Who gets the pictures?

I wake up at night with the strangest thoughts running through my head.  Who gets the family photo albums?  Who gets the art and sentimental things we bought together?  Do they just get packed away?  Do the kids take them?  Do you want them?  Since we don’t talk, I don’t have those answers.  Well to be clear, I talk, and you do not respond.  And even I have stopped talking.  Doesn’t mean I stopped caring, doesn’t mean I’m not hurting or needing to talk.  I just can’t take another “I don’t know” as an answer.  Or another blank stare either at me or the ground.  Why can’t you look at me? Why can’t you tell me what is in your head?  If I ask you, the response I get will be either I don’t know or nothing.  We are at a point where the end of a 35+ year relationship and a 30 (almost 31) year marriage is looming over our heads.  And you are thinking of nothing?  Not a fucking thing?  You are okay with one of us just walking out the door and never looking back?  Wow.  
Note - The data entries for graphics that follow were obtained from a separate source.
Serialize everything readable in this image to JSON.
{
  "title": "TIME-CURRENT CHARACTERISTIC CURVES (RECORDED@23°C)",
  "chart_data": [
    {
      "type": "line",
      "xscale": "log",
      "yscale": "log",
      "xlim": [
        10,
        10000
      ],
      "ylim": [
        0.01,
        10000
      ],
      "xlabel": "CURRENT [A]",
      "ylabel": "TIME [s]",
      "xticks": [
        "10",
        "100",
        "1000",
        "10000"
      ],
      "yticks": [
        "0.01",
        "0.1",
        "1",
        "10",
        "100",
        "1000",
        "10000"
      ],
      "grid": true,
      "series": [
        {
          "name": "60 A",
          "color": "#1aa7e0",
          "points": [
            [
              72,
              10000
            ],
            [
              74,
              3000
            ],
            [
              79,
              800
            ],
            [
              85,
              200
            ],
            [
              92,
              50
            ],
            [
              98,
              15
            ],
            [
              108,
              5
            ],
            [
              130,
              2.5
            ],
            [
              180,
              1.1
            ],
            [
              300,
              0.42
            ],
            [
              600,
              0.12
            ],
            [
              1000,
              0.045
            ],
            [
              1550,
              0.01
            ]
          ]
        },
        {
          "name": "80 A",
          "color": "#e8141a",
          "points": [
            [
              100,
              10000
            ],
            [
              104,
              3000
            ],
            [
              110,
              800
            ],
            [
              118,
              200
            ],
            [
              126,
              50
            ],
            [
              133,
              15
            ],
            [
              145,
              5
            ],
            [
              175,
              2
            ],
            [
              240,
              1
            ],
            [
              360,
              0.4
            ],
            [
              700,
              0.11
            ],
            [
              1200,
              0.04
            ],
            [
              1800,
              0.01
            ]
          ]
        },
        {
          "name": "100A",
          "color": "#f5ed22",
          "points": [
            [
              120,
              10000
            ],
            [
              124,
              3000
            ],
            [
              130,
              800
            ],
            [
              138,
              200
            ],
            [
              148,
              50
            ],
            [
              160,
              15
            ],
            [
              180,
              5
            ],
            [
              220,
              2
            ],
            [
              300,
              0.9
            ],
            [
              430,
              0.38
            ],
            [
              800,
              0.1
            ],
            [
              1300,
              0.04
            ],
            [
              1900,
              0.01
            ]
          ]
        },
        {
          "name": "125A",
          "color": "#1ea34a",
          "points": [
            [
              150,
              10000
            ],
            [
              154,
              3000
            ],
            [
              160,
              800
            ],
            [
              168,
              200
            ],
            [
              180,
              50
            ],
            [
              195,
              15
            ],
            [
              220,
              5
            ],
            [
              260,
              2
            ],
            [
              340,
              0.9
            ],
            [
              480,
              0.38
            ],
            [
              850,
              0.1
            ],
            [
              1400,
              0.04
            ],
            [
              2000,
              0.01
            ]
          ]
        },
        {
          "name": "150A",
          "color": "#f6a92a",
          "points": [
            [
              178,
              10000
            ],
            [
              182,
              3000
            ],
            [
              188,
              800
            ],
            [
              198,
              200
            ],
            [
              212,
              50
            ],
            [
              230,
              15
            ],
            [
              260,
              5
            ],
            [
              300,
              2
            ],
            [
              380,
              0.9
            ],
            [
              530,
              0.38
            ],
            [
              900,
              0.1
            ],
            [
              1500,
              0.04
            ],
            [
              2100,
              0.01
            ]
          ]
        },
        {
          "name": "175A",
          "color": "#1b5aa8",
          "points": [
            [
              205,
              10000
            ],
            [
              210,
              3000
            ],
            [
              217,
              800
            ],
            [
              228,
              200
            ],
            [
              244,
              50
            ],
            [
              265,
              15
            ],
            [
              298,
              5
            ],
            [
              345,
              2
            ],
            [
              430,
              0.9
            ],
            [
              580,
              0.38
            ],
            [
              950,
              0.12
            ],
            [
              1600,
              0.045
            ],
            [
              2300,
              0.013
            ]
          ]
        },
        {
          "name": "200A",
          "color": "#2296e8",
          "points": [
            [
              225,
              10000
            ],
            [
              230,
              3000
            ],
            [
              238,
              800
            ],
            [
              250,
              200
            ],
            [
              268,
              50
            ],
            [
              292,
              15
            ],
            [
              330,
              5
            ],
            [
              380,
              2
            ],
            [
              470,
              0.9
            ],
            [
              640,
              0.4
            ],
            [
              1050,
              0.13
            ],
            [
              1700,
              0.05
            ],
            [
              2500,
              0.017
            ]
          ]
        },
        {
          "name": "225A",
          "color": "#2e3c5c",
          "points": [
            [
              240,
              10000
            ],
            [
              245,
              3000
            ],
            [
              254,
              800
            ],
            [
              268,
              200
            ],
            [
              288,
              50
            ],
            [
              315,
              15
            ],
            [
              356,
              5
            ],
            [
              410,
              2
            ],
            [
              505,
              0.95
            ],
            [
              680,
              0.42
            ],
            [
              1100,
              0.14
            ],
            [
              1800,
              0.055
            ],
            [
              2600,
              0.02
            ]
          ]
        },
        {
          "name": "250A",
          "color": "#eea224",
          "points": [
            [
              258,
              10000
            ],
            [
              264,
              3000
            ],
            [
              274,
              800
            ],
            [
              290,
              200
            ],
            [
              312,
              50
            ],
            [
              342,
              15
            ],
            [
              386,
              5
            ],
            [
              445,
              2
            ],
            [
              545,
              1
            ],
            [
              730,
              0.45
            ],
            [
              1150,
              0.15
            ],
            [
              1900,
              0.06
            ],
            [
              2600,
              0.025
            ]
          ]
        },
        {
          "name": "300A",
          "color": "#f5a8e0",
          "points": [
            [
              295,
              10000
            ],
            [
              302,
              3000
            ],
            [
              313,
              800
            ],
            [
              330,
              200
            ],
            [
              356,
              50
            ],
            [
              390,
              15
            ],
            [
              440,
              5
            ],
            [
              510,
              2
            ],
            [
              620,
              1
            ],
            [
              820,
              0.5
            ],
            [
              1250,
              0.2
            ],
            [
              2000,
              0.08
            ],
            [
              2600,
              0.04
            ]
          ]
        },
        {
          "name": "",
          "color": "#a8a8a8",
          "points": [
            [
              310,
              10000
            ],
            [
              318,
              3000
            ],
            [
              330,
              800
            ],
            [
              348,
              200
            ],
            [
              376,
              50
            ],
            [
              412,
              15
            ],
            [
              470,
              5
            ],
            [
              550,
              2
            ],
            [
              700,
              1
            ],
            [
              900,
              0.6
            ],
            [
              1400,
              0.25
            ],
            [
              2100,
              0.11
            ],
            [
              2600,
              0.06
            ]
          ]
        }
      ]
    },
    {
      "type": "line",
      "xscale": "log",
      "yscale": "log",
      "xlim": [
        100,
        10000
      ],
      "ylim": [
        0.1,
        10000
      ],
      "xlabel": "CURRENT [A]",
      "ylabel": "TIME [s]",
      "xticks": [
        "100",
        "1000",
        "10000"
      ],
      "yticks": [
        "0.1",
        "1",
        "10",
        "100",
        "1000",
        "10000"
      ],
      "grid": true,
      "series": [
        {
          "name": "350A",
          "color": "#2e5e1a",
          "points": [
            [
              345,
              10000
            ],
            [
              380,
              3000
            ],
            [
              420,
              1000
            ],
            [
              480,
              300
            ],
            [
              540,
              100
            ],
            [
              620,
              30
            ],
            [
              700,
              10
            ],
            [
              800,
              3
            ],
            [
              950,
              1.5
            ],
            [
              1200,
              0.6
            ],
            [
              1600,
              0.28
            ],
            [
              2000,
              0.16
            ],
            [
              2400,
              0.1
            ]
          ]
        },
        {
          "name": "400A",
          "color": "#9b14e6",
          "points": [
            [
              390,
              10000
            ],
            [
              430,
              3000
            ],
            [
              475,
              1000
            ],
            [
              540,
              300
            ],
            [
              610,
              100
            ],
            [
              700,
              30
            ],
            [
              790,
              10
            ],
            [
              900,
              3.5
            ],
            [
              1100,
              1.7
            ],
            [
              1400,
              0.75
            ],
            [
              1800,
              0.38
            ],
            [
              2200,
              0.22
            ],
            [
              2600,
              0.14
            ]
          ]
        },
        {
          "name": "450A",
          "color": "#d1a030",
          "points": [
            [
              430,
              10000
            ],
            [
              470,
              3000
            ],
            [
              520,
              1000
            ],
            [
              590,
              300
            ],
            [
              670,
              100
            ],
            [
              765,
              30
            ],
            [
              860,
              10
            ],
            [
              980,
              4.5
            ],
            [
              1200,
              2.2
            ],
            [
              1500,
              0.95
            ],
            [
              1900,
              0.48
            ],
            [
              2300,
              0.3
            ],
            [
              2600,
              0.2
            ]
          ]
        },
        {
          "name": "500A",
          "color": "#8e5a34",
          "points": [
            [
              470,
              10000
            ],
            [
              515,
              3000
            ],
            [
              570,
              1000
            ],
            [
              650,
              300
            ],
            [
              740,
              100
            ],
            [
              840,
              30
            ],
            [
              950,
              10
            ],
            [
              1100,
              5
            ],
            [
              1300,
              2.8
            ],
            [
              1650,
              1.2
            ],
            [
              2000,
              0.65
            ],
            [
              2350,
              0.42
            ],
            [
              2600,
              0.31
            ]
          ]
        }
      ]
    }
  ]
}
I guess it goes back to control.  You control our communication by not communicating.  You control your emotions by not touching me.  I’m sad, lonely, depressed – are you?  Are you waiting?  Waiting for me to break?  Waiting for me to make it all better, again?  For the 100th time in our relationship.  Waiting for me to accept, again, you not communicating with me?  Waiting for things to go back to “normal”?  I can’t do it again.  I can’t.  I won’t.  Or will I?  Do I have the strength to end the cycle?  Do I have the strength to destroy a family?  Do I have the strength to be selfish?  Is it being selfish?  Fuck.  

Who has the step-by-step book on how to end a marriage successfully and painlessly? In my dreams, right? There is no such thing.

So, I ask, again, who gets the pictures?

1 Comment

  1. I can feel the pain in your post, it’s very raw and vulnerable. I’ve been through a divorce, to me it’s almost like grieving a death. Only the other person is still alive.